Fault Zone Processes Recorded within Ancient Subduction Plate Boundaries

Abstract:

We analyze the microstructures of nine ancient plate boundary faults from two subduction complexes: the Kodiak accretionary complex in Alaska and the Shimanto Belt of Japan. Based on work by many researchers on fluid inclusion analyses and vitrinite reflectance, activity on these fault zones likely spans the inferred temperature range associated with the seismogenic zone from 150˚C to 350˚C. Fault zones record deformation associated with a compactive strain path, with shear largely occurring on anastomosing arrays of scaly slip surfaces. Several of the fault zones include occurrences of pseudotachylite. One of the features common to all the examples is the pervasive evidence for mineralized hydrofractures, with a general transition from calcite to quartz with increasing depth. Veins are associated with simple shear, in some cases with evidence for recurrent events of simple shear. Microstructures indicate mode I cracking, with anistropic crystal growth related to competition within open fractures.
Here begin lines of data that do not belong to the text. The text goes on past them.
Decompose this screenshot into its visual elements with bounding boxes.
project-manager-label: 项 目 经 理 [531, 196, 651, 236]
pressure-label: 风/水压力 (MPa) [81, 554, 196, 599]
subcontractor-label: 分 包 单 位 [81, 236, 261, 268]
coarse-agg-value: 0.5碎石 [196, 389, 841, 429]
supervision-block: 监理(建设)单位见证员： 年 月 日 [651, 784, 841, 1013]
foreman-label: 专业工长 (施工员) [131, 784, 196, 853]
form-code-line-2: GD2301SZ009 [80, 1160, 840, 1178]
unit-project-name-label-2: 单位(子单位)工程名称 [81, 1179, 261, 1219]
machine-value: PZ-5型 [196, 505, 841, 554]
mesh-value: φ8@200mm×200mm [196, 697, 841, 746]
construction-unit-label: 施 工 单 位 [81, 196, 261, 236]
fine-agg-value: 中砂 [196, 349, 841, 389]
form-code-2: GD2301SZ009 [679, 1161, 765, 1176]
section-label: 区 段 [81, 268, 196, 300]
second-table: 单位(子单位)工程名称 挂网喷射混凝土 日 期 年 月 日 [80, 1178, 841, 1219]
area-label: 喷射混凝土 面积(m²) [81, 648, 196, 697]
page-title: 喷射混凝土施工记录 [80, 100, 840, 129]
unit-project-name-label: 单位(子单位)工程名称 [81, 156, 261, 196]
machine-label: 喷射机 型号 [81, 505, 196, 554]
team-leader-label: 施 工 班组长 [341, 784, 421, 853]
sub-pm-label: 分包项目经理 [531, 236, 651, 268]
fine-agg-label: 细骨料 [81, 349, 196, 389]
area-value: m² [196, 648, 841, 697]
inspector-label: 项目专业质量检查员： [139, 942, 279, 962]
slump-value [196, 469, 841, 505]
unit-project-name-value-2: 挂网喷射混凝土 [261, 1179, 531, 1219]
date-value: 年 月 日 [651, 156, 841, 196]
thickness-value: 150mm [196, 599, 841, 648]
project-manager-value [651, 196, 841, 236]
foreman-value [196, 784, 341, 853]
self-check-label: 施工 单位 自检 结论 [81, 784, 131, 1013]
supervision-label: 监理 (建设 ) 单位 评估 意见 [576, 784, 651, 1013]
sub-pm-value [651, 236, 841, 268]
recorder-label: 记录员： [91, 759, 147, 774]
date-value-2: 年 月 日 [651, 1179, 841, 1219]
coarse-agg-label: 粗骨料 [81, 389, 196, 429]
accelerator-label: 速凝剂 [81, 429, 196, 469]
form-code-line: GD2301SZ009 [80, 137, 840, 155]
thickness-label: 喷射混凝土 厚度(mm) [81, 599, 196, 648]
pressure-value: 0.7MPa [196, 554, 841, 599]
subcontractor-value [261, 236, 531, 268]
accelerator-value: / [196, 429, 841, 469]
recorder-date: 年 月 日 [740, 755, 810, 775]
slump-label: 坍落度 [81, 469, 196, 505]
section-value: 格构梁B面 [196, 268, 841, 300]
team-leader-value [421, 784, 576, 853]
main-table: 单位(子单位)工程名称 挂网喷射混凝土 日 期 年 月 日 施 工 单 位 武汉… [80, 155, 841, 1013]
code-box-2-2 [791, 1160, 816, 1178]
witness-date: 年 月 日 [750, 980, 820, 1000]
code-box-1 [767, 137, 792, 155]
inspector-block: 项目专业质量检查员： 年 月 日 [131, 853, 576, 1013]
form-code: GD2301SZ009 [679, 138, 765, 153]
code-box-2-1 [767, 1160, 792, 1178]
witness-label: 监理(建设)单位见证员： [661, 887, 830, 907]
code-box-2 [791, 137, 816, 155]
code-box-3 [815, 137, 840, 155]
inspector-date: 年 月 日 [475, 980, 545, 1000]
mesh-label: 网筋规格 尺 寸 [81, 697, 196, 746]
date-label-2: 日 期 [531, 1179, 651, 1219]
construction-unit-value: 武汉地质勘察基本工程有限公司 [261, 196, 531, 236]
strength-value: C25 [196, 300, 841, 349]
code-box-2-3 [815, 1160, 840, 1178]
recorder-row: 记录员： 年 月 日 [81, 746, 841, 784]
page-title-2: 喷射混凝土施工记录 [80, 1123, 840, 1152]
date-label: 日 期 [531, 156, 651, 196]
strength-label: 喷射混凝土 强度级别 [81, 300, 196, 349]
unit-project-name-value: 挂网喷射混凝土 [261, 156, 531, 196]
There is also evidence in many of the cases for repeated cracking and sealing. Silica depletion zones and dissolution fabrics adjacent to veins are consistent with local redistribution of silica/calcite, and models for the kinetics of fracture filling are consistent with sealing of the fracture network within secular time scales. Some microstructures indicate only partial sealing between fracturing events. Finally, the orientation of veins at high angles to the shear zone is consistent with hydrofracturing adjacent to a weak fault, possibly due to rotation of stresses after slip events. These results emphasize the need to consider the feedbacks between fluid sources, hydrofractures, silica redistribution and crack sealing in the evolution of subduction megathrusts. We propose that there is a state variable related to the fracture porosity or thickness of the hydrofractured zone that varies over the seismic cycle and leads to a range of fault slip behavior.